Naast je beeldende manier van schrijven ligt het (gelukkig) iets gecompliceerder.

Je kunt decorstukken, doeken, props ook zelf impregneren, een groot aantal winkels/stoffenzaken verkopen ook doek wat brandvertragende eigenschappen heeft.

Heel kort door de bocht bleren dat iets verboden is en dat je beboet gaat worden is iets te populistisch gesteld!

Aanvullend, de brandweer is in veel gevallen een controlerende instantie, die zal je eventueel naar certificaten van de stof vragen, desnoods een testje doen met de stof.
Een boete zullen ze niet geven, wanneer er een potentieel gevaarlijke situatie is zullen ze je vragen deze op te lossen.

----------


## DynaSpan

Is dat impregneren duur?

----------


## moderator

Ligt er maar net aan wat je gaat impregneren en hoeveel vierkante meters :Smile: 

ff googlen?

LOL..en wat krijg je dan als zoekresultaat... http://www.licht-geluid.nl/forum/tec...pregneren.html

----------


## dj-inkognito

@ mod danku. als we allen netjes blijven komt het goed.

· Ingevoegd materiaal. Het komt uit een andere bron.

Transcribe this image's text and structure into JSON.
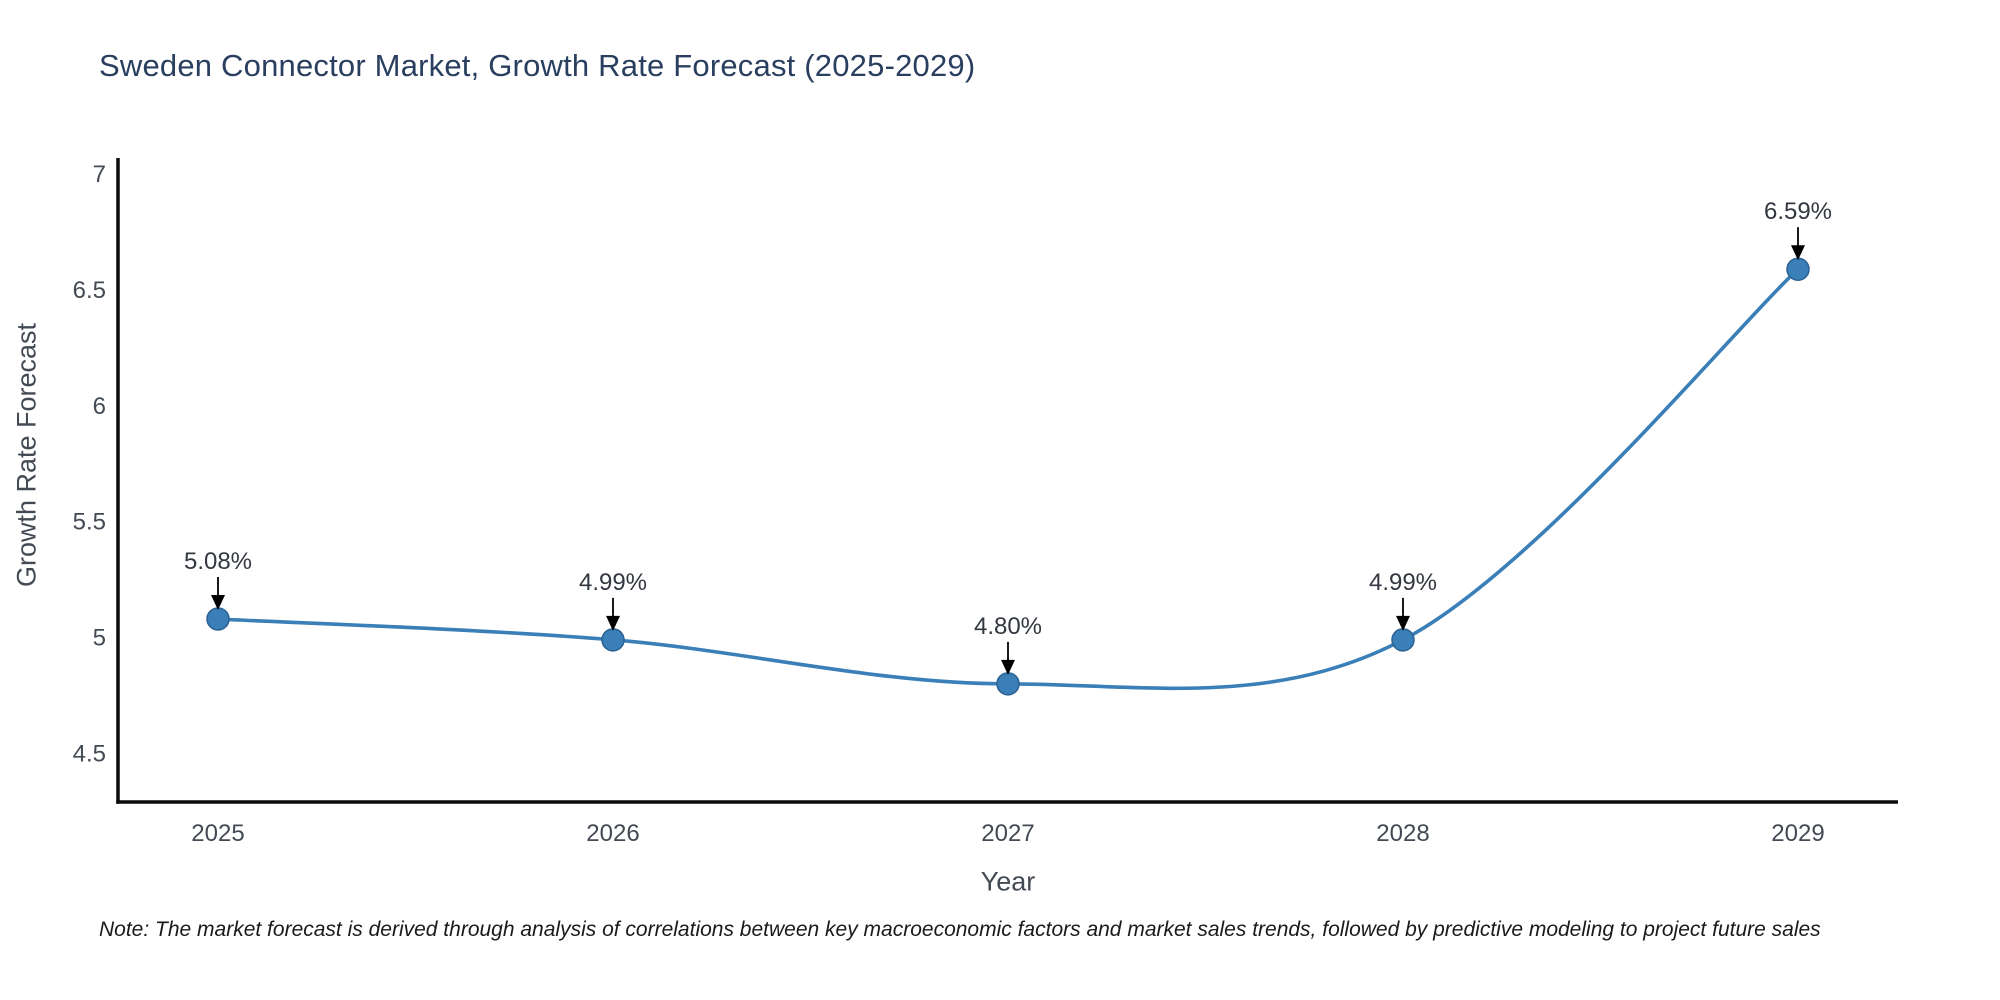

het is OF verwijderen. OF een oplossing zoeken OF bij een hercontrole ( 2e x een boete, en die boete loopt in de 3 nullen :Wink:   en die boete geeft de brandweer wel degelijk. het is zelfs zo dat je bij een "aangekondigde" controle. ( veel in feesttenten etc ) de boete direct de 1e controle al aan je broek hebt hangen. er word van je verwacht dat je de regeltjes kent. 

Eisen:
- ALLE decoratie moet brandwerend geimpregneerd zijn met een door TNO goedgekeurd middel. en voorzien van een geldig certificaat. 


linkje! > KLIKBAAR 

100m² impregneer kost u 89 eurotjes kun je het niet voor laten doen lijkt me en echt theater doek is duurder dan die 89 euro.

----------


## moderator

Krijg alarmbelletjes voor malware wanneer ik op die link klik....

----------


## dj-inkognito

> Krijg alarmbelletjes voor malware wanneer ik op die link klik....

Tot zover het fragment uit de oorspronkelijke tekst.